Now we have to calculate number of moles of nickel by using the formula
Number of moles of Nickel \[\begin{align}
 & \text{=}\frac{\text{gm equivalents of nickel}}{\text{valency of nickel}} \\
 & =\frac{0.828}{2} \\
 & =0.414mol \\
\end{align}\]
(Valency of nickel in \[Ni{{(N{{O}_{3}})}_{2}}\] = 2)

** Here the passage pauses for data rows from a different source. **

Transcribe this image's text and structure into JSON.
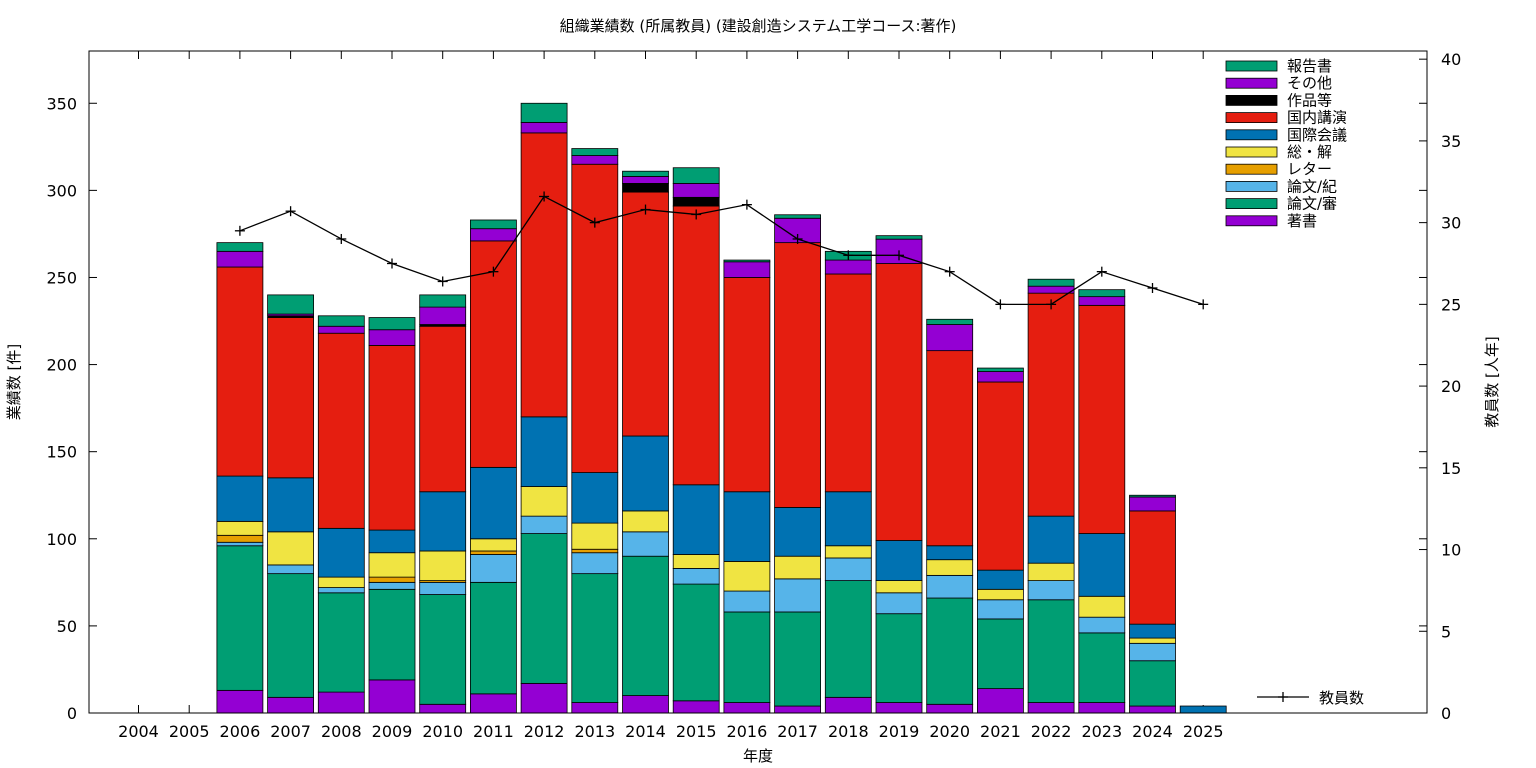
{
  "chart_data": {
    "type": "bar",
    "stacked": true,
    "title": "組織業績数 (所属教員) (建設創造システム工学コース:著作)",
    "xlabel": "年度",
    "ylabel": "業績数 [件]",
    "y2label": "教員数 [人年]",
    "ylim": [
      0,
      380
    ],
    "y2lim": [
      0,
      40.5
    ],
    "yticks": [
      0,
      50,
      100,
      150,
      200,
      250,
      300,
      350
    ],
    "y2ticks": [
      0,
      5,
      10,
      15,
      20,
      25,
      30,
      35,
      40
    ],
    "categories": [
      "2004",
      "2005",
      "2006",
      "2007",
      "2008",
      "2009",
      "2010",
      "2011",
      "2012",
      "2013",
      "2014",
      "2015",
      "2016",
      "2017",
      "2018",
      "2019",
      "2020",
      "2021",
      "2022",
      "2023",
      "2024",
      "2025"
    ],
    "legend_position": "top-right",
    "series": [
      {
        "name": "著書",
        "color": "#9400d3",
        "values": [
          0,
          0,
          13,
          9,
          12,
          19,
          5,
          11,
          17,
          6,
          10,
          7,
          6,
          4,
          9,
          6,
          5,
          14,
          6,
          6,
          4,
          0
        ]
      },
      {
        "name": "論文/審",
        "color": "#009e73",
        "values": [
          0,
          0,
          83,
          71,
          57,
          52,
          63,
          64,
          86,
          74,
          80,
          67,
          52,
          54,
          67,
          51,
          61,
          40,
          59,
          40,
          26,
          0
        ]
      },
      {
        "name": "論文/紀",
        "color": "#56b4e9",
        "values": [
          0,
          0,
          2,
          5,
          3,
          4,
          7,
          16,
          10,
          12,
          14,
          9,
          12,
          19,
          13,
          12,
          13,
          11,
          11,
          9,
          10,
          0
        ]
      },
      {
        "name": "レター",
        "color": "#e69f00",
        "values": [
          0,
          0,
          4,
          0,
          0,
          3,
          1,
          2,
          0,
          2,
          0,
          0,
          0,
          0,
          0,
          0,
          0,
          0,
          0,
          0,
          0,
          0
        ]
      },
      {
        "name": "総・解",
        "color": "#f0e442",
        "values": [
          0,
          0,
          8,
          19,
          6,
          14,
          17,
          7,
          17,
          15,
          12,
          8,
          17,
          13,
          7,
          7,
          9,
          6,
          10,
          12,
          3,
          0
        ]
      },
      {
        "name": "国際会議",
        "color": "#0072b2",
        "values": [
          0,
          0,
          26,
          31,
          28,
          13,
          34,
          41,
          40,
          29,
          43,
          40,
          40,
          28,
          31,
          23,
          8,
          11,
          27,
          36,
          8,
          4
        ]
      },
      {
        "name": "国内講演",
        "color": "#e51e10",
        "values": [
          0,
          0,
          120,
          92,
          112,
          106,
          95,
          130,
          163,
          177,
          140,
          160,
          123,
          152,
          125,
          159,
          112,
          108,
          128,
          131,
          65,
          0
        ]
      },
      {
        "name": "作品等",
        "color": "#000000",
        "values": [
          0,
          0,
          0,
          1,
          0,
          0,
          1,
          0,
          0,
          0,
          5,
          5,
          0,
          0,
          0,
          0,
          0,
          0,
          0,
          0,
          0,
          0
        ]
      },
      {
        "name": "その他",
        "color": "#9400d3",
        "values": [
          0,
          0,
          9,
          1,
          4,
          9,
          10,
          7,
          6,
          5,
          4,
          8,
          9,
          14,
          8,
          14,
          15,
          6,
          4,
          5,
          8,
          0
        ]
      },
      {
        "name": "報告書",
        "color": "#009e73",
        "values": [
          0,
          0,
          5,
          11,
          6,
          7,
          7,
          5,
          11,
          4,
          3,
          9,
          1,
          2,
          5,
          2,
          3,
          2,
          4,
          4,
          1,
          0
        ]
      }
    ],
    "line": {
      "name": "教員数",
      "axis": "y2",
      "x": [
        "2006",
        "2007",
        "2008",
        "2009",
        "2010",
        "2011",
        "2012",
        "2013",
        "2014",
        "2015",
        "2016",
        "2017",
        "2018",
        "2019",
        "2020",
        "2021",
        "2022",
        "2023",
        "2024",
        "2025"
      ],
      "values": [
        29.5,
        30.7,
        29,
        27.5,
        26.4,
        27,
        31.6,
        30,
        30.8,
        30.5,
        31.1,
        29,
        28,
        28,
        27,
        25,
        25,
        27,
        26,
        25
      ]
    }
  }
}
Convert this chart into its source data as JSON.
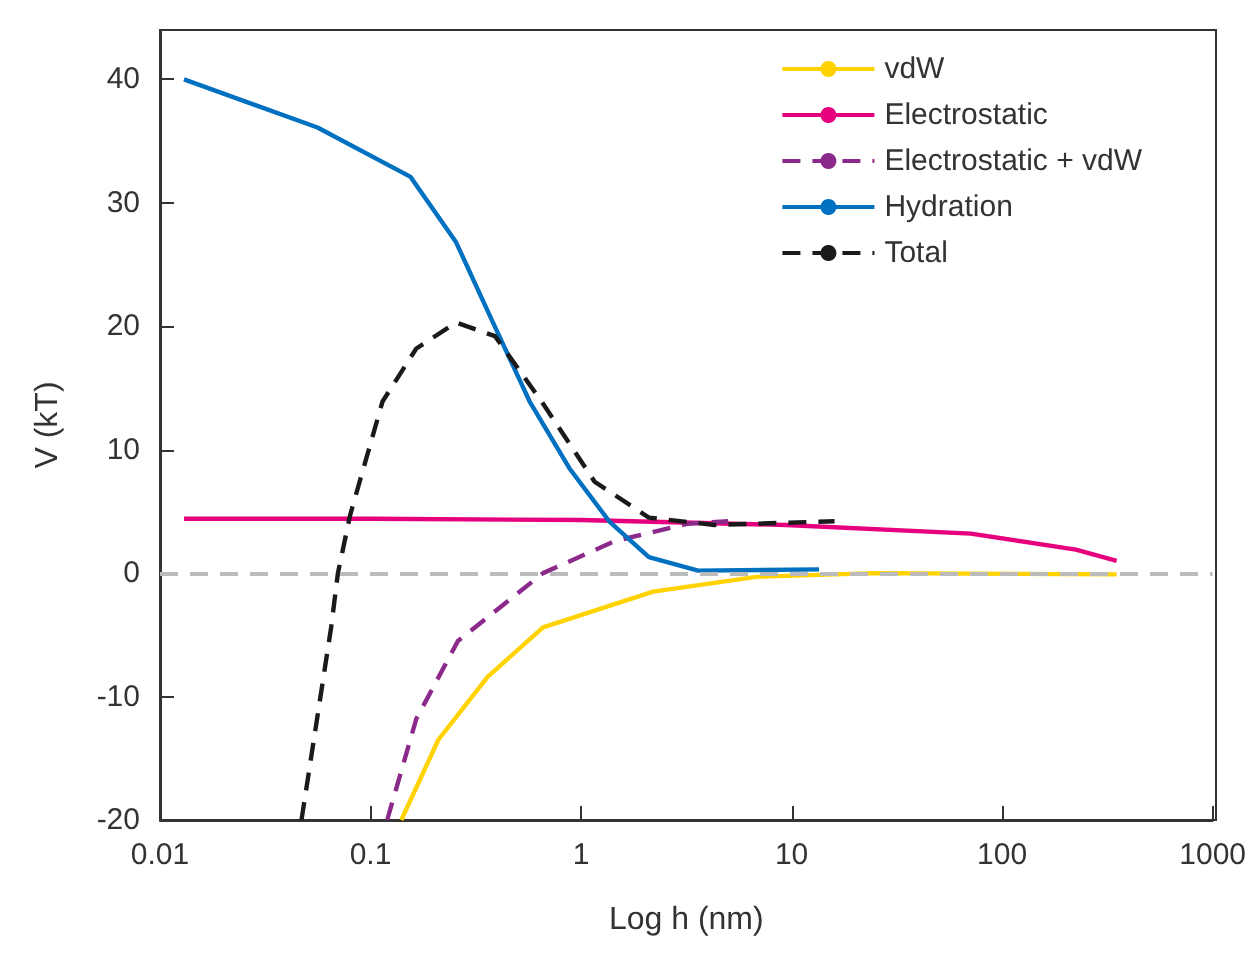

In the question it is given that volume (V) is 0.5 L and the molarity of the solution (M) is 2 M
Now from the data of volume and molarity we can calculate the total number of moles of nickel in the original solution by using the following formula.
\[\begin{align}
 & \text{Molarity=}\frac{\text{number of moles}}{\text{Volume (in liter)}} \\
 & \text{2=}\frac{\text{number of moles}}{\text{0}\text{.5}} \\
 & \text{number of moles =1}\text{.0 mol} \\
\end{align}\]
Therefore nickel left in 0.5 L solution = number of moles of nickel in original solution- number
of moles of nickel deposited
         = 1.0 – 0.414
         = 0.586 mol
Therefore molarity of the solution at the end of the electrolysis
\[\]
\[\begin{align}
 & \text{Molarity =}\frac{\text{number of moles}}{\text{Volume (in liter)}} \\
 & \text{ = }\frac{0.586}{0.5} \\
 & \text{ = 1}\text{.172 M} \\
\end{align}\]
So, the molarity (M) of the solution at the end of electrolysis is 1.172 M.
The nearest integer of 1.172 is 1 M.

Note:
We have to calculate first nickel deposited at electrodes during electrolysis and later nickel left in the solution after electrolysis to find the molarity of the solution at the end of the electrolysis. Also remember that we have to subtract the number of moles of Nickel deposited from the number of moles of Nickel in the original solution. If you don’t subtract this value and calculate the molarity based on the number of moles of Nickel deposited, you will end up getting the wrong answer.